Solar

PV Sales in the U.S. Soar as Solar Panel Prices Plummet

Solar panel prices have taken a 10% tumble since October last year, and they are expected to drop another 15% to 20% this year, owning to an oversupply from the mass of new factories and draining demand in Germany and Spain, where solar incentives were recently cut. In the U.S., the low prices — pushed even lower by the renewed solar tax credits that took effect on Jan. 1 and other incentives — have heightened demand, both on the distributed generation level and at utility scale.

In late January, the California Public Utilities Commission (CPUC) said that Californians — who account for nearly 70% of the U.S. solar market — installed twice as many megawatts of solar power than the year before. A Staff Progress Report on the California Solar Initiative, the ratepayer-funded program that provides incentives for solar system installations, shows that homeowners, businesses, and local governments in California’s investor-owned utility (IOU) territories installed 158 MW of distributed solar photovoltaics (PV) in 2008. That figure is double the 78 MW installed in IOU territories in 2007. The state now boasts a cumulative total of 441 MW of distributed solar PV systems. And the trend is expected to strengthen in 2009: The CPUC reports that the program has received applications for roughly 322 MW of grid-tied, distributed solar PV projects.

Only a month before the release of that report, California’s largest utility, Southern California Edison (SCE), unveiled the first of its proposed 150 solar photovoltaic installations on Southern California commercial rooftops — and announced the location of the second. Capital costs for the entire project are estimated at $875 million. At the first installation, on a 600,000-square-foot distribution warehouse in Fontana, Calif., SCE fitted 33,700 advanced thin-film solar panels, making it the largest single rooftop solar PV array in California (Figure 4).

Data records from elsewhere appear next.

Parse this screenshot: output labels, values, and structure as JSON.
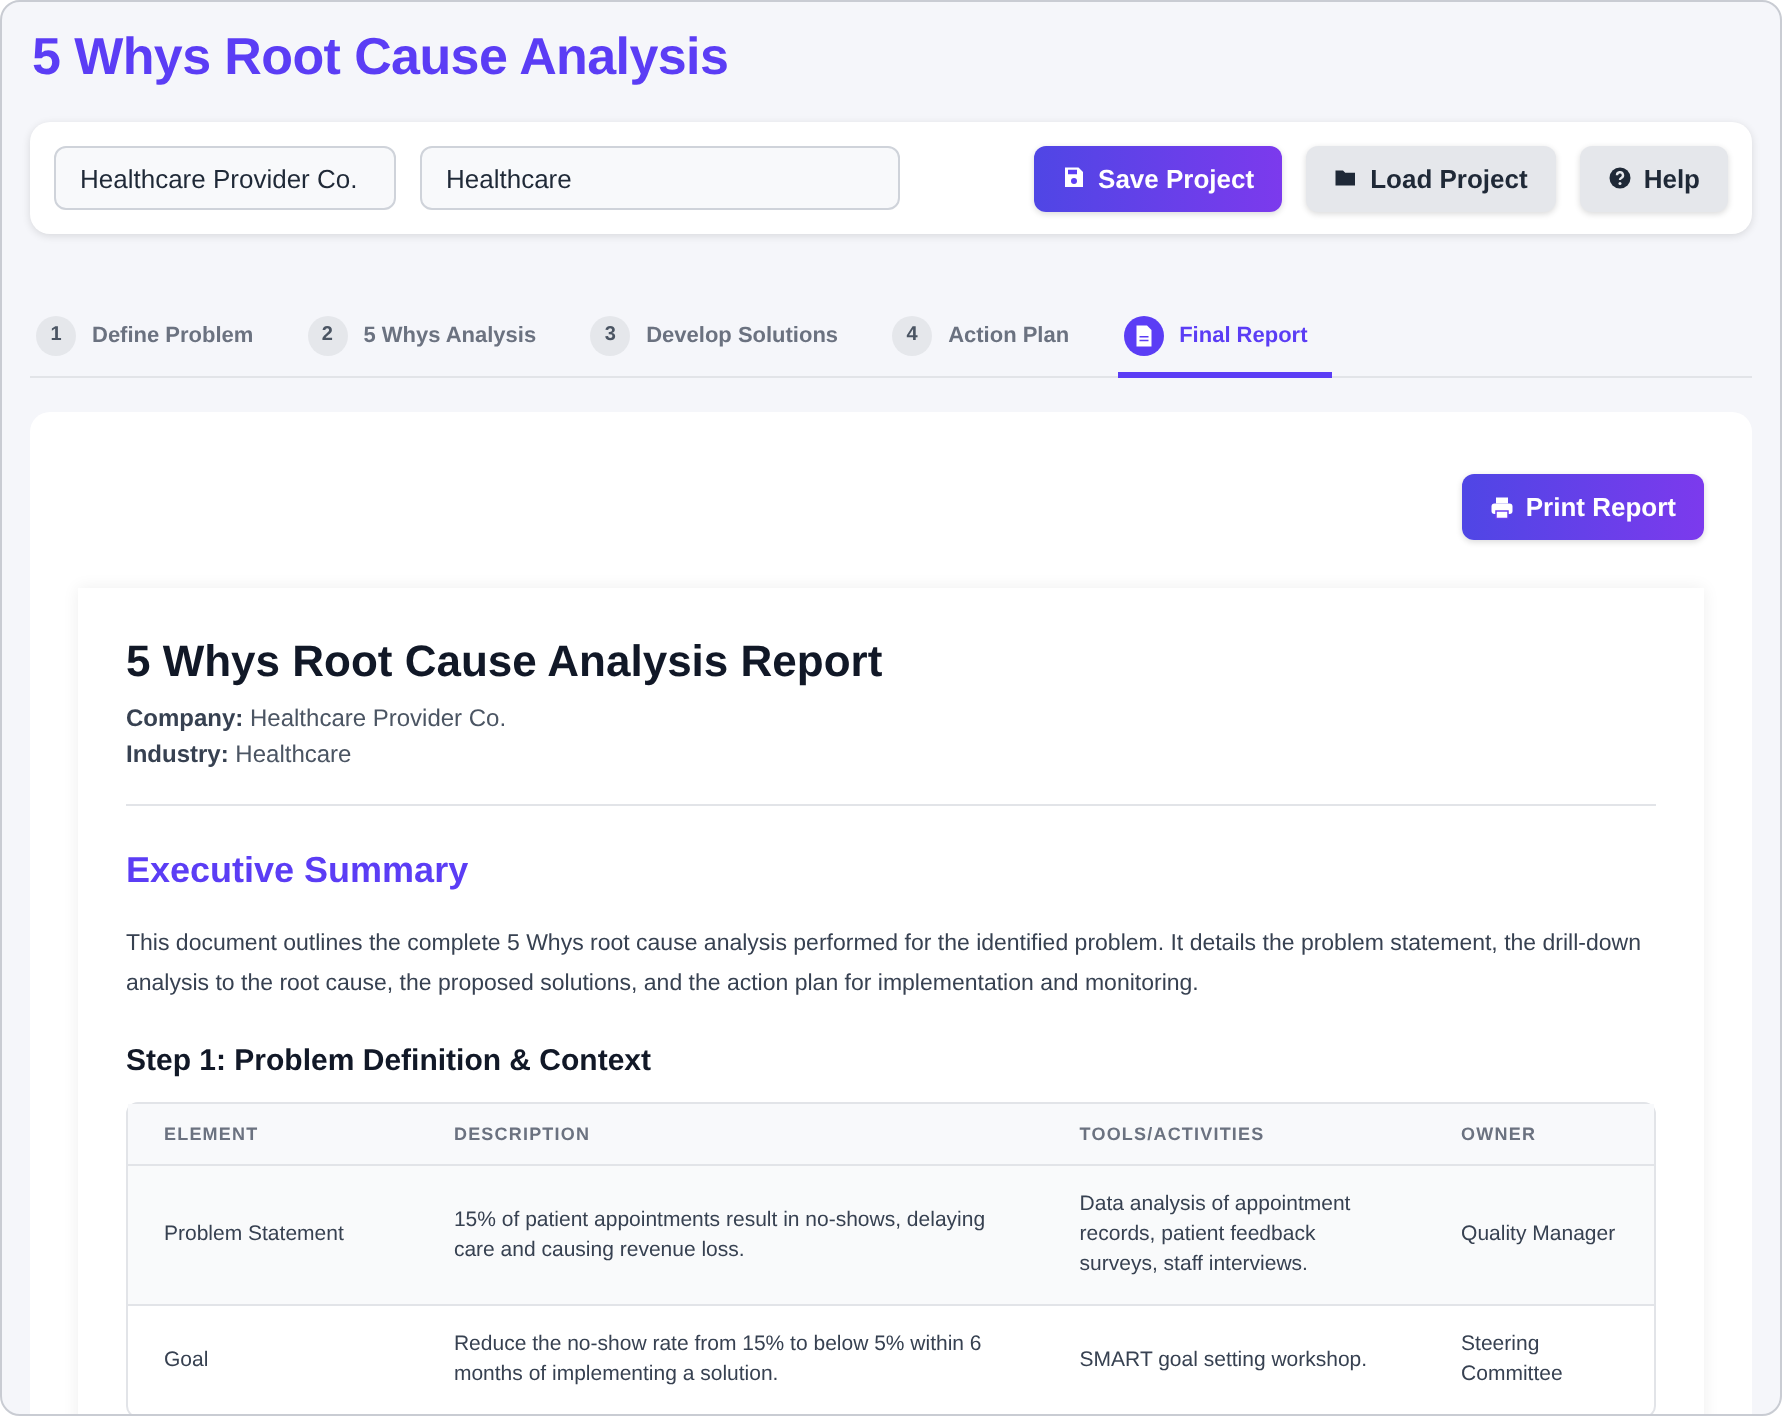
{
  "title": "5 Whys Root Cause Analysis",
  "toolbar": {
    "company": {
      "value": "Healthcare Provider Co."
    },
    "industry": {
      "value": "Healthcare"
    },
    "buttons": [
      {
        "label": "Save Project",
        "kind": "primary"
      },
      {
        "label": "Load Project",
        "kind": "secondary"
      },
      {
        "label": "Help",
        "kind": "secondary"
      }
    ]
  },
  "tabs": [
    {
      "number": "1",
      "label": "Define Problem",
      "selected": false
    },
    {
      "number": "2",
      "label": "5 Whys Analysis",
      "selected": false
    },
    {
      "number": "3",
      "label": "Develop Solutions",
      "selected": false
    },
    {
      "number": "4",
      "label": "Action Plan",
      "selected": false
    },
    {
      "label": "Final Report",
      "selected": true
    }
  ],
  "report": {
    "print_button": "Print Report",
    "heading": "5 Whys Root Cause Analysis Report",
    "meta": [
      "**Company:** Healthcare Provider Co.",
      "**Industry:** Healthcare"
    ],
    "summary_heading": "Executive Summary",
    "summary": "This document outlines the complete 5 Whys root cause analysis performed for the identified problem. It details the problem statement, the drill-down analysis to the root cause, the proposed solutions, and the action plan for implementation and monitoring.",
    "step_heading": "Step 1: Problem Definition & Context",
    "table": {
      "columns": [
        "ELEMENT",
        "DESCRIPTION",
        "TOOLS/ACTIVITIES",
        "OWNER"
      ],
      "rows": [
        [
          "Problem Statement",
          "15% of patient appointments result in no-shows, delaying care and causing revenue loss.",
          "Data analysis of appointment records, patient feedback surveys, staff interviews.",
          "Quality Manager"
        ],
        [
          "Goal",
          "Reduce the no-show rate from 15% to below 5% within 6 months of implementing a solution.",
          "SMART goal setting workshop.",
          "Steering Committee"
        ]
      ]
    }
  }
}
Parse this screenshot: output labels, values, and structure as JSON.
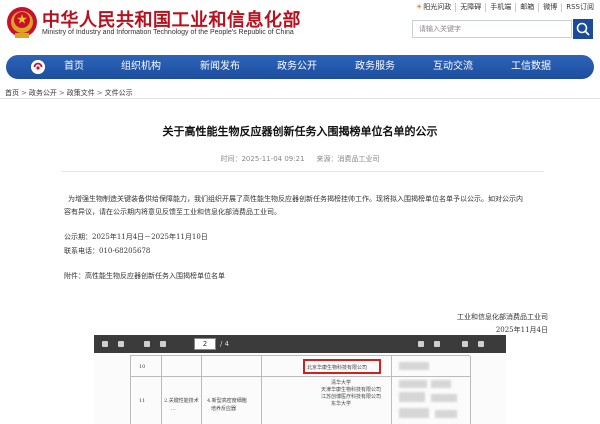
{
  "header": {
    "title": "中华人民共和国工业和信息化部",
    "subtitle": "Ministry of Industry and Information Technology of the People's Republic of China",
    "top_links": [
      "阳光问政",
      "无障碍",
      "手机端",
      "邮箱",
      "微博",
      "RSS订阅"
    ],
    "search_placeholder": "请输入关键字"
  },
  "nav": {
    "items": [
      "首页",
      "组织机构",
      "新闻发布",
      "政务公开",
      "政务服务",
      "互动交流",
      "工信数据"
    ]
  },
  "breadcrumb": [
    "首页",
    "政务公开",
    "政策文件",
    "文件公示"
  ],
  "article": {
    "title": "关于高性能生物反应器创新任务入围揭榜单位名单的公示",
    "time_label": "时间：2025-11-04 09:21",
    "source_label": "来源：消费品工业司",
    "para1": "为增强生物制造关键装备供给保障能力，我们组织开展了高性能生物反应器创新任务揭榜挂帅工作。现将拟入围揭榜单位名单予以公示。如对公示内",
    "para1b": "容有异议，请在公示期内将意见反馈至工业和信息化部消费品工业司。",
    "date_range": "公示期：2025年11月4日－2025年11月10日",
    "phone": "联系电话：010-68205678",
    "attachment": "附件：高性能生物反应器创新任务入围揭榜单位名单",
    "sign_org": "工业和信息化部消费品工业司",
    "sign_date": "2025年11月4日"
  },
  "pdf": {
    "page_current": "2",
    "page_total": "/ 4",
    "rows": [
      {
        "no": "10",
        "task": "",
        "org_highlight": "北京华康生物科技有限公司"
      },
      {
        "no": "11",
        "task": "2.关键性能技术",
        "task2": "...",
        "direction": "4.新型高密度细胞",
        "direction2": "培养反应器",
        "orgs": [
          "清华大学",
          "天津华康生物科技有限公司",
          "江苏创博医疗科技有限公司",
          "东华大学"
        ]
      }
    ]
  }
}
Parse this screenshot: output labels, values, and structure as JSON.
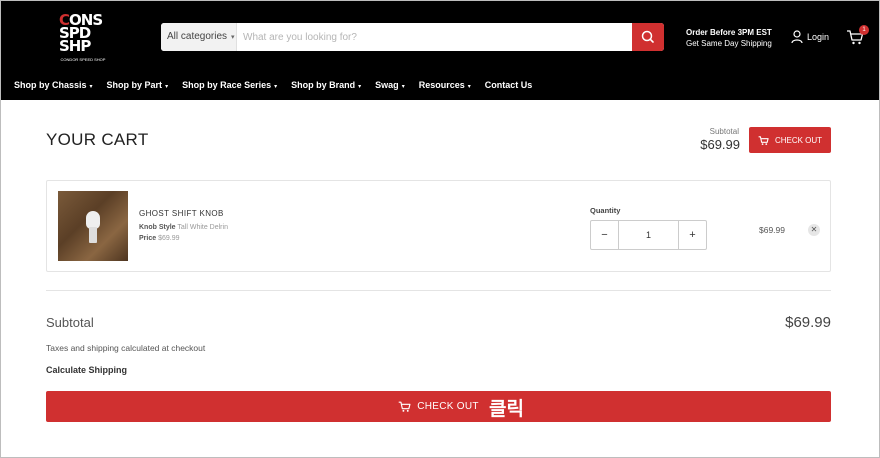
{
  "header": {
    "logo": {
      "line1": "CONS",
      "line2": "SPD",
      "line3": "SHP",
      "tagline": "CONDOR SPEED SHOP"
    },
    "search": {
      "category": "All categories",
      "placeholder": "What are you looking for?"
    },
    "shipping_promo": {
      "line1": "Order Before 3PM EST",
      "line2": "Get Same Day Shipping"
    },
    "login_label": "Login",
    "cart_count": "1"
  },
  "nav": {
    "items": [
      {
        "label": "Shop by Chassis",
        "has_dropdown": true
      },
      {
        "label": "Shop by Part",
        "has_dropdown": true
      },
      {
        "label": "Shop by Race Series",
        "has_dropdown": true
      },
      {
        "label": "Shop by Brand",
        "has_dropdown": true
      },
      {
        "label": "Swag",
        "has_dropdown": true
      },
      {
        "label": "Resources",
        "has_dropdown": true
      },
      {
        "label": "Contact Us",
        "has_dropdown": false
      }
    ]
  },
  "cart": {
    "title": "YOUR CART",
    "top_subtotal_label": "Subtotal",
    "top_subtotal_value": "$69.99",
    "checkout_label": "CHECK OUT",
    "item": {
      "name": "GHOST SHIFT KNOB",
      "style_key": "Knob Style",
      "style_value": "Tall White Delrin",
      "price_key": "Price",
      "price_value": "$69.99",
      "quantity_label": "Quantity",
      "quantity": "1",
      "line_total": "$69.99"
    },
    "subtotal_label": "Subtotal",
    "subtotal_value": "$69.99",
    "tax_note": "Taxes and shipping calculated at checkout",
    "calculate_shipping": "Calculate Shipping",
    "click_annotation": "클릭"
  },
  "colors": {
    "accent": "#d03030",
    "header_bg": "#000000"
  }
}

4.    Raising the roof. Southern California Edison (SCE) in December last year completed the installation of 33,700 thin-film solar photovoltaic panels on the 600,000-square-foot rooftop of a Fontana, Calif., warehouse. The panels will feed electricity back into the grid. This is the first of approximately 150 commercial rooftops that eventually will make up SCE’s 2-square-mile solar generation project—the largest solar panel installation in the world. Courtesy: SCE

The second solar installation will soon begin atop a 458,000-square-foot industrial building in Chino, Calif., SCE said. The entire rooftop solar project, dubbed the "Solar Power Game Changer," could eventually cover 2 square miles of existing commercial roofs with 250 MW of peak generating capacity. The utility said it was prompted by advances in solar technology that reduce the cost of installed PV generation to approximately half that of current similar installations. Additionally, the utility said it hopes to fill a gap it has observed in current rooftop solar projects in the state.

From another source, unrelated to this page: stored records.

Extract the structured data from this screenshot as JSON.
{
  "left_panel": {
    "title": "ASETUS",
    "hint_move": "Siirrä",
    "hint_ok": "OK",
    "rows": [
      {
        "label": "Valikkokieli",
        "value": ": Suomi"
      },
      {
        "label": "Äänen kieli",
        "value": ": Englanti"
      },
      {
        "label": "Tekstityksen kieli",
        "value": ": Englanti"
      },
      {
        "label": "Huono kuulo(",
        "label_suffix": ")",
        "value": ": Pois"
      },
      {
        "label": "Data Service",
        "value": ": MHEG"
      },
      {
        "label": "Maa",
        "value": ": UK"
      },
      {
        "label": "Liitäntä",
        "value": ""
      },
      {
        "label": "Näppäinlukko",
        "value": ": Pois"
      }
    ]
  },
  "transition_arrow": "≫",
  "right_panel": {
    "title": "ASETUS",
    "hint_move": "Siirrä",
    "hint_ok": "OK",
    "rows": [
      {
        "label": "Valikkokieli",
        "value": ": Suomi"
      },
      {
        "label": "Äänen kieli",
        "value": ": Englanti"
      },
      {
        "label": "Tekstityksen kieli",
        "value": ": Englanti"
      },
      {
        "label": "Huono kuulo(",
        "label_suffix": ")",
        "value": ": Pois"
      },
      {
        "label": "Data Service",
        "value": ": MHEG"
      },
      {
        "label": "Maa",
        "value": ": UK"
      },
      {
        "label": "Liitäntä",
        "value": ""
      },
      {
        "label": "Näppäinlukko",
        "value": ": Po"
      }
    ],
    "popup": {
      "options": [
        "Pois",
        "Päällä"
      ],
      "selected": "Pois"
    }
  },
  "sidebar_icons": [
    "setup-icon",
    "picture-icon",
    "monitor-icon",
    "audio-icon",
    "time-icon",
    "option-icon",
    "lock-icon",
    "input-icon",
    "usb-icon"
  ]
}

But it hasn’t been all smooth sailing for SCE. The utility wants consumers to pick up the cost of the rooftop solar installations, and the CPUC only granted SCE permission to proceed with the first three installations in September 2008 — four months behind schedule; it will issue its decision on the entire project in March 2009. The CPUC’s approval of the first three projects has piqued the interest of Pacific Gas & Electric, whose CEO, Peter Darbee, according to CNET News, in January reportedly said at a CleanTech conference that the company would also soon invest in a large-scale solar rooftop project.

PG&E has typically purchased power from young start-up companies, such as Ausra and OptiSolar; the latter has been planning a 550-MW solar PV plant (TopazSolar Farms) in San Luis Obispo County, Calif. Earlier in January, however, both companies said they were hard hit by the recession. OptiSolar said it would lay off almost half of its staff, and the company has delayed construction of some projects. Ausra said it would cut 10% of its staff (12 people) and is refocusing on using its technology for steam generation and smaller plants in the near term.

Meanwhile, the proposer of a $50 million rooftop solar program in North Carolina, Duke Energy Carolinas, is battling that state’s regulators, telling them it cannot build the 10-MW project unless they remove restrictions on how the utility will recover costs from customers. At the end of 2008, the commission approved the solar program but set limits on how much of the program’s costs Duke would be able to recover under legislation adopted in North Carolina in 2007. Duke said that the restrictions could cause the company to violate federal tax credit accounting standards, and this posed a dilemma: If Duke violated federal rules, it would forfeit investment tax credits of up to $250 million, including $125 million for the company’s 825-MW Cliffside coal-fired power plant. But if it did not proceed with the rooftop program, it could not meet new state requirements for solar energy production in 2010.